Predicting the functional potential of focal MAGs

We used gapseq109 to predict completed metabolic pathways in our focal MAGs. We used the ‘find -p all –b 200’ option to search for pathways against the MetaCyc database. We filtered out incomplete pathways, and the remaining pathways were grouped into broader categories using MetaCyc classification and manually curated to focus on understanding the pathways relevant either for the plant environment or for microbial interactions with plants. These categories were defined as potential involvement in: i) plant (using plant metabolites/cell components), ii) phytohormone (known/potential involvement in phytohormone homeostasis), iii) stress (e.g., drought, reactive oxygen species), and iv) general (pathways that utilize potential plant-derived products). Furthermore, we also manually searched for genes/pathways that were missed by gapseq but are known to be related to adaptation to plant-associated lifestyle, including secretion systems110,111, oxidation of trace gases (H2 and C.O.)112,113, oxalate degradation, and phytohormone production/degradation. Similar to our biosynthetic gene analysis, the activity of predicted pathways was estimated based on mapped transcripts to identified genes. Contigs of focal MAGS were aligned (BLAST v2.7.1 + ) against nine isoprenoid precursor biosynthesis genes previously reported40. The top hit of each query was considered and accepted as aligned if E-value was less than 1e-5.

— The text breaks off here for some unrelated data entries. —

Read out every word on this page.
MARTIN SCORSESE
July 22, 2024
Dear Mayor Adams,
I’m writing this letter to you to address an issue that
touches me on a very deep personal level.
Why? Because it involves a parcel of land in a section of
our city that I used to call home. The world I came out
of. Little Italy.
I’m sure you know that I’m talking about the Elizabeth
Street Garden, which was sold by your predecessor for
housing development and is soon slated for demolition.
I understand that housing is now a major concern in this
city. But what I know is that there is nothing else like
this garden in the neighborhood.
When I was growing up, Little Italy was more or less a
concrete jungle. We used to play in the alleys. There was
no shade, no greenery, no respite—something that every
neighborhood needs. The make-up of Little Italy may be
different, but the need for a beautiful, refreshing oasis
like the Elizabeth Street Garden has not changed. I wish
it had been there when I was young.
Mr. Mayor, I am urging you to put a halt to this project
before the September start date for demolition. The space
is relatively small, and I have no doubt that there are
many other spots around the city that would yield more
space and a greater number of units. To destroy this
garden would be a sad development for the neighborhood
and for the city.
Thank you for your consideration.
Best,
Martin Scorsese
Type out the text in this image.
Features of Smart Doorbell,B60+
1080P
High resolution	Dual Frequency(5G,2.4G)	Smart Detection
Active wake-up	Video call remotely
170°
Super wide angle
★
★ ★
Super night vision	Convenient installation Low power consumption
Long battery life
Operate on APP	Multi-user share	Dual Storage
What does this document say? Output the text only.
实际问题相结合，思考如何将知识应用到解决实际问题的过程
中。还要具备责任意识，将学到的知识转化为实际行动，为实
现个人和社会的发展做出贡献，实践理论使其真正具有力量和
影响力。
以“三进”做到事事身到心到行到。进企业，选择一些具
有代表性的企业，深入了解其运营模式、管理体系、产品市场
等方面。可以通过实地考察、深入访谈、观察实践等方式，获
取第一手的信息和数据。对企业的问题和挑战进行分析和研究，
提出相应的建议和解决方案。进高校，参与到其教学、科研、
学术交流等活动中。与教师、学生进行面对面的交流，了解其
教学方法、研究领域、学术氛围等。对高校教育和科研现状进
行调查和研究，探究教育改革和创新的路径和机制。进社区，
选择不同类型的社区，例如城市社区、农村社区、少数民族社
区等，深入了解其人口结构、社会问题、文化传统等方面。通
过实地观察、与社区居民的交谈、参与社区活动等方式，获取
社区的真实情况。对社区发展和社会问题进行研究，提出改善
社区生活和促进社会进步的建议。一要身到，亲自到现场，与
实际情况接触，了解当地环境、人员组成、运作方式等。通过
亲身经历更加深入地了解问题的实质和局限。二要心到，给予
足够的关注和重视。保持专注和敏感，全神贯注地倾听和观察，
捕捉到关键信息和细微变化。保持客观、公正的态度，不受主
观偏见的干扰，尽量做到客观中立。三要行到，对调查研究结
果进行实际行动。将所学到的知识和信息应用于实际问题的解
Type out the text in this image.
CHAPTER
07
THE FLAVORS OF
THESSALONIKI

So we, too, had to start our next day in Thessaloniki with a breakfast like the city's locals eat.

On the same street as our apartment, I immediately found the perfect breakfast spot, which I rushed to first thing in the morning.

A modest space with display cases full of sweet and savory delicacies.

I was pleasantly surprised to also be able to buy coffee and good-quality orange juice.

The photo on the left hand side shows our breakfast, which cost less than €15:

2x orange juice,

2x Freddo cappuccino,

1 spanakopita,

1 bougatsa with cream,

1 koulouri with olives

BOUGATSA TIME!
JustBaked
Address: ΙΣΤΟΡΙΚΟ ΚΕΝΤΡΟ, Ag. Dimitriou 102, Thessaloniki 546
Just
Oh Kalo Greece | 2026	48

Detection of MAGS in public metagenomes

To evaluate the presence of MAGs in other switchgrass and miscanthus-associated metagenomes collected from the field, we used 55 public switchgrass, miscanthus, and corn soil metagenomes (Supplementary Data 7). Metagenome reads were mapped to focal MAGs using the same methods for mapping and abundance estimation described above for the metagenomes generated in this study.

Reporting summary

Further information on research design is available in the Nature Portfolio Reporting Summary linked to this article.